I would put down my clipboard and produce a serious, professional-looking camera. I would kneel at the woman’s feet, peer through the lens, focus, get a good angle, while all the time making it clear that I wasn’t trying to look up her skirt, and then I took as many photographs as I decently could. When I sensed the woman was getting bored or restless, I stood up again, put away the camera and said that the interview had gone very well indeed and that since she had been such a helpful respondent would she be prepared to answer a few supplementary questions, that is if she wanted to, if she didn’t mind, if I wasn’t delaying her too much.
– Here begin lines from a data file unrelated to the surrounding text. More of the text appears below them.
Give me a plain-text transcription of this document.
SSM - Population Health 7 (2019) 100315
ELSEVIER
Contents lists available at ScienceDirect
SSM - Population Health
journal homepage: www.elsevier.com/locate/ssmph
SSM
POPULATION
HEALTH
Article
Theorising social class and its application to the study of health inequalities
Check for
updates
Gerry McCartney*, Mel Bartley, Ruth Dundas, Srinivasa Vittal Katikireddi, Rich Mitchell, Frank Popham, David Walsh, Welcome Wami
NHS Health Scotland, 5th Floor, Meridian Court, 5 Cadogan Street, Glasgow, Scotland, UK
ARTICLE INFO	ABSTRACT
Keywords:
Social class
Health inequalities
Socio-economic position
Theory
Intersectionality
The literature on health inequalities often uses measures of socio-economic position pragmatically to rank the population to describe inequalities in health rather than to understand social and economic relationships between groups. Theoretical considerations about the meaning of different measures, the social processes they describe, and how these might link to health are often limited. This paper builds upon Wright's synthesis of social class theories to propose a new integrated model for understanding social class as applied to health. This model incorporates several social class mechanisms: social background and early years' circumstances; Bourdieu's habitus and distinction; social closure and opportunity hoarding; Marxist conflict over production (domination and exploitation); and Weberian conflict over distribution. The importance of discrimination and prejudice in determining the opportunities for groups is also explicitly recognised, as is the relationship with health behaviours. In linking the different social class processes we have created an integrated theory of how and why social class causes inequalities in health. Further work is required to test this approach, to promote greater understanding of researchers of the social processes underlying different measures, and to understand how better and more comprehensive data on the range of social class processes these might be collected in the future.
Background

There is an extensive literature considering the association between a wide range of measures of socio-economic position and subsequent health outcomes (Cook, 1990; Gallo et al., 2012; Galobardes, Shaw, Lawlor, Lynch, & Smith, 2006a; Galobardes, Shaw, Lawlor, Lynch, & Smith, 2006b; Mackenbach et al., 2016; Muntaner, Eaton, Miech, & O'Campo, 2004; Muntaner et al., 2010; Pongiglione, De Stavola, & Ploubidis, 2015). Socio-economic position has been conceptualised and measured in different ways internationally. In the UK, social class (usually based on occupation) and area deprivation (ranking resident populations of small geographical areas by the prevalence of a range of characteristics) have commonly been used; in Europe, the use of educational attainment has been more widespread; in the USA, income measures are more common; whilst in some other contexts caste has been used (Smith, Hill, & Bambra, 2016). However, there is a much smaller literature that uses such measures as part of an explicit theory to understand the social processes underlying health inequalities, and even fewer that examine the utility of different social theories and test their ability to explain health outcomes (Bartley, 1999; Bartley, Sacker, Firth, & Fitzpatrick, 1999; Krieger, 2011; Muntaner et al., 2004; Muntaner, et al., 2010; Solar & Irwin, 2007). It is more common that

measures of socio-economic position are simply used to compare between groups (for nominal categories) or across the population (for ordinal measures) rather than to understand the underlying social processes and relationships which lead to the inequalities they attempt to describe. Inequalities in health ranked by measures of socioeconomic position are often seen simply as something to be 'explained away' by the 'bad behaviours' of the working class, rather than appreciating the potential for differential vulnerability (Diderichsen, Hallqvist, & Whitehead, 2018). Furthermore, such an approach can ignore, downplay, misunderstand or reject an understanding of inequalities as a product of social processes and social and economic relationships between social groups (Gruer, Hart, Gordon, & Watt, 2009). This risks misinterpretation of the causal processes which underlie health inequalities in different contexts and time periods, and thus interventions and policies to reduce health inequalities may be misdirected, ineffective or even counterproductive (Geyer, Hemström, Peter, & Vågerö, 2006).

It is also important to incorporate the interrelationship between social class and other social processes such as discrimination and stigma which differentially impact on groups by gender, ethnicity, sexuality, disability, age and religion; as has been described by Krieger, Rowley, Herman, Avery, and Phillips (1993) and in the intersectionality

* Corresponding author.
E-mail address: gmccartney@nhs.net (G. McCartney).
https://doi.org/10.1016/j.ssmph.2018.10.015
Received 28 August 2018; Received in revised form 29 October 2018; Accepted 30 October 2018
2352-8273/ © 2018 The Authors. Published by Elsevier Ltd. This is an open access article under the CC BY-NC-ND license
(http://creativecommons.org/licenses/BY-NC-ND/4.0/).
Assuming she agreed, I would ask whether, in her opinion, women dress for themselves, for other women or for men. Regardless of the answer I then asked whether the man, or men, in the woman’s life appreciated the shoes she wore. Did they ever, for example, ask her to wear very high heels? If we had got this far, the answer was invariably yes. I asked her to describe the feeling of wearing high heels. She would say that she felt good, strong, high and mighty, attractive, sexy.

Then I would ask whether she ever kept her shoes on during sex. And if I was given the chance I then asked if her sexual partner ever kissed or licked her toes. Did he like her to massage his cock with her bare feet? Did he ever ask her to run her high heels over his balls and buttocks? Did he ever ejaculate into the cleavage of her toes? And so on.

It was during this phase that the interview would invariably come to an abrupt halt. Some women would simply look at me with contempt and anger and walk away. Some would call me a pathetic wanker, some threatened me with violence, either their own or their husband’s or boyfriend’s. One woman said she’d like to kick me in the balls but I was probably the kind of pervert who’d enjoy it. (She was quite wrong, incidentally.) And one or two had been known to say they were going to call the police.